### Построение auc precision-recall curve запросом в hql. 
### Построение запроса сравнения коэффициентов урлфрагментов в задаче lookalike.

In [1]:
import pandas as pd,numpy as np
import sklearn,sklearn.metrics

from pyspark import SparkConf, SparkContext, HiveContext
import numpy as np
import pandas as pd
import datetime

from pyspark.mllib.regression import LabeledPoint
from pyspark.mllib.feature import HashingTF
from pyspark.mllib.classification import LogisticRegressionWithSGD, NaiveBayes, NaiveBayesModel
import scipy.sparse as sps
from pyspark.mllib.linalg import Vectors
from pyspark.mllib.linalg import SparseVector
from pyspark.mllib.evaluation import BinaryClassificationMetrics

hive_config_query = '''
set hive.vectorized.execution.enabled=true;
set hive.vectorized.execution.reduce.enabled = true;
set mapreduce.map.memory.mb=4096;
set mapreduce.map.child.java.opts=-Xmx4g;
set mapreduce.task.io.sort.mb=1024;
set mapreduce.reduce.child.java.opts=-Xmx4g;
set mapreduce.reduce.memory.mb=7000;
set mapreduce.reduce.shuffle.input.buffer.percent=0.5;
set mapreduce.input.fileinputformat.split.minsize=536870912;
set mapreduce.input.fileinputformat.split.maxsize=1073741824;
set hive.optimize.ppd=true;
set hive.merge.smallfiles.avgsize=536870912;
set hive.merge.mapredfiles=true;
set hive.merge.mapfiles=true;
set hive.hadoop.supports.splittable.combineinputformat=true;
set hive.exec.reducers.bytes.per.reducer=536870912;
set hive.exec.parallel=true;
set hive.exec.max.created.files=10000000;
set hive.exec.compress.output=true;
set hive.exec.dynamic.partition.mode=nonstrict;
set hive.exec.max.dynamic.partitions=1000000;
set hive.exec.max.dynamic.partitions.pernode=100000;
set io.seqfile.compression.type=BLOCK;
set mapreduce.map.failures.maxpercent=5;
'''
try:
    sc.stop()
except: pass

conf = (SparkConf()
        .set("spark.executor.instances", 2)
        .set("spark.driver.maxResultSize", "16g")
        .set('spark.driver.memory','16g')
       # .set("spark.executor.memory", '8g')
       # .set("spark.yarn.executor.memoryOverhead", 2048)        
       )
sc = SparkContext(conf=conf)
hc = HiveContext(sc)


### Датасет

In [116]:
y_true = np.random.choice(2,size = 100000,p=[0.9,0.1])
y_score = y_true + np.random.randn(y_true.shape[0])

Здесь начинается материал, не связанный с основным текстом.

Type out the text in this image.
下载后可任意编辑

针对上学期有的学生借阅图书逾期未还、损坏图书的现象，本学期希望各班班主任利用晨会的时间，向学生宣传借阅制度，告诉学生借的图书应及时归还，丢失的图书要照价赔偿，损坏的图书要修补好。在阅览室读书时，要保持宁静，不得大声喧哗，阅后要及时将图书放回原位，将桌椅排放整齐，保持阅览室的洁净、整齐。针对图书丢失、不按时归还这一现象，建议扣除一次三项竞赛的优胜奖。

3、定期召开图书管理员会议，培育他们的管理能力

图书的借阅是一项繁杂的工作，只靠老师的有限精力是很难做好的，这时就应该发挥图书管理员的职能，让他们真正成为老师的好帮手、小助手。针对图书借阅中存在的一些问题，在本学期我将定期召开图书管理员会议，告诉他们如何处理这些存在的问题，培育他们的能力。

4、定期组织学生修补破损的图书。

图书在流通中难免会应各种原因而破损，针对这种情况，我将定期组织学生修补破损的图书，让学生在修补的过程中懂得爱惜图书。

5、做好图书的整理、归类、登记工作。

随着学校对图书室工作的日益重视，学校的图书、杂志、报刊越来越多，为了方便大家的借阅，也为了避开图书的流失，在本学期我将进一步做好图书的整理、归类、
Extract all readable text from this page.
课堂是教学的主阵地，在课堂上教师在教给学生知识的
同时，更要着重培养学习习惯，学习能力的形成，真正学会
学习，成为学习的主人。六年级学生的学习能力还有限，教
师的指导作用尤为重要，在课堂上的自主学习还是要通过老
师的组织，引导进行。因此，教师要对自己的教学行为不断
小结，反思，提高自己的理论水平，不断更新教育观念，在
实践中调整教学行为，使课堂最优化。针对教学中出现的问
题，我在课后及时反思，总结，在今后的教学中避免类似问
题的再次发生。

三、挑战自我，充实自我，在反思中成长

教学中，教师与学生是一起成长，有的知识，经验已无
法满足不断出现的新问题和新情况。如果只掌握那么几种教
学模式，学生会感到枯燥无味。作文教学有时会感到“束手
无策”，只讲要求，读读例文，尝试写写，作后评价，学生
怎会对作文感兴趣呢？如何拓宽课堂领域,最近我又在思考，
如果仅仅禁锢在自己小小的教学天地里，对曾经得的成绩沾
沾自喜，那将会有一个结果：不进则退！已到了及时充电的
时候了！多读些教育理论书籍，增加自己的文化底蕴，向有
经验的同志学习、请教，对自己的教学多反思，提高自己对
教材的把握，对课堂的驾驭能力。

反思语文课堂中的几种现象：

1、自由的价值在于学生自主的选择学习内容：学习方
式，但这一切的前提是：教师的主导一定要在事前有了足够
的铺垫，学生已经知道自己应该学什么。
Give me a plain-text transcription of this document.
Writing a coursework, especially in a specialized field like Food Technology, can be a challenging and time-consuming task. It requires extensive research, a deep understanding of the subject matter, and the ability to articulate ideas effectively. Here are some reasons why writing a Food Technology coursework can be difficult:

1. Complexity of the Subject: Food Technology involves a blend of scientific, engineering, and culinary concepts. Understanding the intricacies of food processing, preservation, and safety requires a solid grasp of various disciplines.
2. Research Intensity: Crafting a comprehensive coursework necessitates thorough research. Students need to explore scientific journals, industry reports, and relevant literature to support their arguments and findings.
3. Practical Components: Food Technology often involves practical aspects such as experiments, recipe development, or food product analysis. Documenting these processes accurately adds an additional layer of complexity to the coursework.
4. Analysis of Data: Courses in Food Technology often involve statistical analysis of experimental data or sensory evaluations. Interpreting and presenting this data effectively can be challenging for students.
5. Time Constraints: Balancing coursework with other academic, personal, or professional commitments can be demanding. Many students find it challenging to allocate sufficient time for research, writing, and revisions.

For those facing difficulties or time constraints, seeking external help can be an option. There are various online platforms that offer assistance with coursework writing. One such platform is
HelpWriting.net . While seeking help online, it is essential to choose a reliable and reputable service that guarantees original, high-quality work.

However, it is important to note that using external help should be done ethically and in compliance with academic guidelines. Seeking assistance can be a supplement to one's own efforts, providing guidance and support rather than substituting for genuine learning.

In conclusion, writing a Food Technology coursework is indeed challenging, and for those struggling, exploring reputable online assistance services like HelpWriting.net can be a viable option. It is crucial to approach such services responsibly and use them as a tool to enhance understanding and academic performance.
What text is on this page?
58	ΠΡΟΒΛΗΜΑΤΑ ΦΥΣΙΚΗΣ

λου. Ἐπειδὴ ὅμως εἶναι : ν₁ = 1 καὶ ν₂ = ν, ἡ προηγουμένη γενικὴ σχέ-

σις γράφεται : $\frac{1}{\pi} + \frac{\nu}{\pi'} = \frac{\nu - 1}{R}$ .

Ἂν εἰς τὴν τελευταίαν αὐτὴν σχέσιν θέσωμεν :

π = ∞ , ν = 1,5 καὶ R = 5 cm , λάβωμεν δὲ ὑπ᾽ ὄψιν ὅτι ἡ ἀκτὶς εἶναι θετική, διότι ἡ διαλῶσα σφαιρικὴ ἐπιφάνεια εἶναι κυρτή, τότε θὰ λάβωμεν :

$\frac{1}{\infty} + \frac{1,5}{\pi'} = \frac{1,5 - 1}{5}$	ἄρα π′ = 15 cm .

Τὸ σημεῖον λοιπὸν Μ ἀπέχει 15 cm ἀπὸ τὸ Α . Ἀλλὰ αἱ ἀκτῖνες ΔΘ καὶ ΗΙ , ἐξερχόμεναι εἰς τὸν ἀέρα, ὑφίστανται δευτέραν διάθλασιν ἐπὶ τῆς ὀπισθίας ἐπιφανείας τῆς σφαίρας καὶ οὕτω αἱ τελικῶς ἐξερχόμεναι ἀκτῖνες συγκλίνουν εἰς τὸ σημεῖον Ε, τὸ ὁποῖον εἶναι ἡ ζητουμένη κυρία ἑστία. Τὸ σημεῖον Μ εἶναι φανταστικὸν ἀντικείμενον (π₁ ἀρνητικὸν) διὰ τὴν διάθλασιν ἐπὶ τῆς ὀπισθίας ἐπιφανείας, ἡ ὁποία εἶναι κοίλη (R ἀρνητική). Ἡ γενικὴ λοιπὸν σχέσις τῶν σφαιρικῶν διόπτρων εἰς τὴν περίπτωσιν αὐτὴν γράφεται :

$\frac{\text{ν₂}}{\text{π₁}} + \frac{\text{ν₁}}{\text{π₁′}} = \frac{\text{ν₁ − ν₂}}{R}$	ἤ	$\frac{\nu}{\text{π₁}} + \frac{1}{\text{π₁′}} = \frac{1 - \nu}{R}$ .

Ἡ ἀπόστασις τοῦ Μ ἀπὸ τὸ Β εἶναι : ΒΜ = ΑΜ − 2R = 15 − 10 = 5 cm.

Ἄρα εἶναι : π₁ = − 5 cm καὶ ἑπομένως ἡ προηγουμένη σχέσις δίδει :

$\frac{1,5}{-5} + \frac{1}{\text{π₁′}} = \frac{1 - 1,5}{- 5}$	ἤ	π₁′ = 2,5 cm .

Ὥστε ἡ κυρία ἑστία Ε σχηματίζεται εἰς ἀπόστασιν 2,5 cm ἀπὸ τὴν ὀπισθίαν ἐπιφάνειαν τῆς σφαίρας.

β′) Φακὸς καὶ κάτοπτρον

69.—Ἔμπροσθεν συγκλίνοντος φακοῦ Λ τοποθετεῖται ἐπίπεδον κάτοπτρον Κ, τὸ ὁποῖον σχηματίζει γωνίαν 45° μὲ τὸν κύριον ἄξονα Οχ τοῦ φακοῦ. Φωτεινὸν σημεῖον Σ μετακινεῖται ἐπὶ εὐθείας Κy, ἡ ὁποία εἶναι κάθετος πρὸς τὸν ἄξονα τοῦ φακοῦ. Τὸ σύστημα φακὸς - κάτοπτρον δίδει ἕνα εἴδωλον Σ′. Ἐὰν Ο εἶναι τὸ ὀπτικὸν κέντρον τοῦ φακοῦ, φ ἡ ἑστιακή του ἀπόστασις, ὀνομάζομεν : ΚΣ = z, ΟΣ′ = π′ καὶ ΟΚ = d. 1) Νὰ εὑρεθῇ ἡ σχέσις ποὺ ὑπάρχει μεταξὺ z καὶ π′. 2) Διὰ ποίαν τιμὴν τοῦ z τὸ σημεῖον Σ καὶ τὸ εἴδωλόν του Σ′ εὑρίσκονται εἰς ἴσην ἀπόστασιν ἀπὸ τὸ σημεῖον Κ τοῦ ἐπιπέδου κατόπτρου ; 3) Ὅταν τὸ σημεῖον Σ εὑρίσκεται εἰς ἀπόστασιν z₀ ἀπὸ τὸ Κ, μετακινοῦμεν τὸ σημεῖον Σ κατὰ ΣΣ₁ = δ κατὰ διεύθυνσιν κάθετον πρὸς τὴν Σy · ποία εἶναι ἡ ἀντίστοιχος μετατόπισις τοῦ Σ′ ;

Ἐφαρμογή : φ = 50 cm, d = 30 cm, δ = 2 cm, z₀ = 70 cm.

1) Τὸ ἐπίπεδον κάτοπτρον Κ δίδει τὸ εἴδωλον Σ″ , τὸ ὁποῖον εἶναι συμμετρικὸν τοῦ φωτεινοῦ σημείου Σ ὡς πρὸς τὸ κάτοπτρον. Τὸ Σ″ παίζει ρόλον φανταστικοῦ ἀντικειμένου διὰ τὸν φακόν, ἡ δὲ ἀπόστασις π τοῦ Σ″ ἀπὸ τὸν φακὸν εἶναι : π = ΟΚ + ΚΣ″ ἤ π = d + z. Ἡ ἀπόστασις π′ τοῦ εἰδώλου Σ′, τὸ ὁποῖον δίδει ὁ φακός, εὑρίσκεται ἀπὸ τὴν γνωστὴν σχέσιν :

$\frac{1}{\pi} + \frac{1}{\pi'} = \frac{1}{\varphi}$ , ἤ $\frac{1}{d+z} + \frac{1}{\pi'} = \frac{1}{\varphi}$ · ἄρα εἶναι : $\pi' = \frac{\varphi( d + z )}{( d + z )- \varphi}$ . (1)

### Стандартный AUC ROC, AUC PR.

In [132]:
auc_roc = sklearn.metrics.roc_auc_score(y_true = y_true, y_score = y_score)
auc_pr_wrong = sklearn.metrics.auc(
                        *sklearn.metrics.precision_recall_curve(y_true = y_true, probas_pred  = y_score)[:2],
                        reorder = True)
auc_pr = sklearn.metrics.average_precision_score(y_true = y_true, y_score = y_score)
logloss = sklearn.metrics.log_loss(y_true = y_true, y_pred = y_score)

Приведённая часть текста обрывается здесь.